Rechtseinheit und staatliche Einheit.

Rechtseinheit und staatliche Einheit stehen in Wechselwirkung. Jene steigert die Festigkeit von dieser, weil sie das Gefühl der Zusammengehörigkeit vermehrt. Aber die Rechtseinheit setzt die staatliche Einheit voraus. Deshalb hat das deutsche Volk jene erst errungen, nachdem das Blut aller deutschen Stämme auf Frankreichs Schlachtgefilden geflossen war. Die Sehnsucht nach einem einheitlichen deutschen Recht erwachte erst, als nach der Beseitigung der französischen Fremdherrschaft der Gedanke an eine engere staatliche Einigung des deutschen Volkes die Gemüter der Patrioten zu bewegen anfing. Der Ruf nach deutscher Rechtseinheit war aber im Grunde nur ein Ausdruck der Sehnsucht nach staatlicher Einigung. Nur Unreife des politischen Urteils konnte zu der Einbildung führen, man könne jene ohne diese erreichen.

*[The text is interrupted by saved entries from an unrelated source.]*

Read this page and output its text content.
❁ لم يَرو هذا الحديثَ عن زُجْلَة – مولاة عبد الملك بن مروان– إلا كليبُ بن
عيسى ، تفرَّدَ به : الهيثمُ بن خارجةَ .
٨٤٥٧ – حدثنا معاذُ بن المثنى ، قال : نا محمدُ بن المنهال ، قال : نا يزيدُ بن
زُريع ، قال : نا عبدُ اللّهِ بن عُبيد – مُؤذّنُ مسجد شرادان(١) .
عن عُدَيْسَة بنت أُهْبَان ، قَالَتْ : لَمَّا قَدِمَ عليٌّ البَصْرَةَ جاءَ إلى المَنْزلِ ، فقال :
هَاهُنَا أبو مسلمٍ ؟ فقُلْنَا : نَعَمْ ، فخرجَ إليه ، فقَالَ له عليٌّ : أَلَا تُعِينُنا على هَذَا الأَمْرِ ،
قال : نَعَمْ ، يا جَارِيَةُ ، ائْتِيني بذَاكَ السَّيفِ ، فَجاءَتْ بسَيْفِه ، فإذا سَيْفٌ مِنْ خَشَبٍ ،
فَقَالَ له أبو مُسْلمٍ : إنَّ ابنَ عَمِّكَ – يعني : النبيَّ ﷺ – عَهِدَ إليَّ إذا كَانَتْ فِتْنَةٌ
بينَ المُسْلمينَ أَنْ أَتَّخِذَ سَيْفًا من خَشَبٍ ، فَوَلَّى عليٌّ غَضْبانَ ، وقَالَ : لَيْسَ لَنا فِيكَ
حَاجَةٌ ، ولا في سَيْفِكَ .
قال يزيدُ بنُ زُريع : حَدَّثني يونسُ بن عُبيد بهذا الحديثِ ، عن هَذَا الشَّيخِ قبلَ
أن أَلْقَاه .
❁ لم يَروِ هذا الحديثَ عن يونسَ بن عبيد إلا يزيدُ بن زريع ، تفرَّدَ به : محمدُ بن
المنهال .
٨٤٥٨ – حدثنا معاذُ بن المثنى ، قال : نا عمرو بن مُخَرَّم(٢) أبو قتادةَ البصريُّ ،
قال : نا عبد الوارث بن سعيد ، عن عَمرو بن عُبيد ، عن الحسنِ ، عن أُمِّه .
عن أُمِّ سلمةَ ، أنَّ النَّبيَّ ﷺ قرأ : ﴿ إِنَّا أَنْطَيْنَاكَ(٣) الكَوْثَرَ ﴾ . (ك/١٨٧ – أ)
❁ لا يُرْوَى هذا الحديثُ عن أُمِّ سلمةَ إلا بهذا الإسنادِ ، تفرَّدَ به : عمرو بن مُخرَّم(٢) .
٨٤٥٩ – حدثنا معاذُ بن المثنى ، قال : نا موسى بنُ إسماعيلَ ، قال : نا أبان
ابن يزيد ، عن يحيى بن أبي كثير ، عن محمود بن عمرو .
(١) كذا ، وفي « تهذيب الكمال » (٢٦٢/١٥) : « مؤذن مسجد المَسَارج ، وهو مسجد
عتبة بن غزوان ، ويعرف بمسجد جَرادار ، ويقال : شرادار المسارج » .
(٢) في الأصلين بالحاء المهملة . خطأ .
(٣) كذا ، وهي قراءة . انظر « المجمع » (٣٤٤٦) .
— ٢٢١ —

Die sog. historische Schule, die unter Führung von Savigny dem von Heidelberg (Thibaut) ausgehenden Verlangen nach einem deutschen bürgerlichen Gesetzbuch entgegentrat, mußte deshalb einstweilen siegreich bleiben, so hinfällig auch die Gründe waren, mit denen „der Beruf unserer Zeit zur Gesetzgebung“ von Savigny (1814) bekämpft wurde. Sie waren hinfällig, wie das unter dem großen König vollbrachte Gesetzgebungswerk gezeigt hatte und das Zustandekommen der musterhaft gearbeiteten Wechselordnung und des Handelsgesetzbuchs nach wenigen Jahrzehnten noch deutlicher zeigte.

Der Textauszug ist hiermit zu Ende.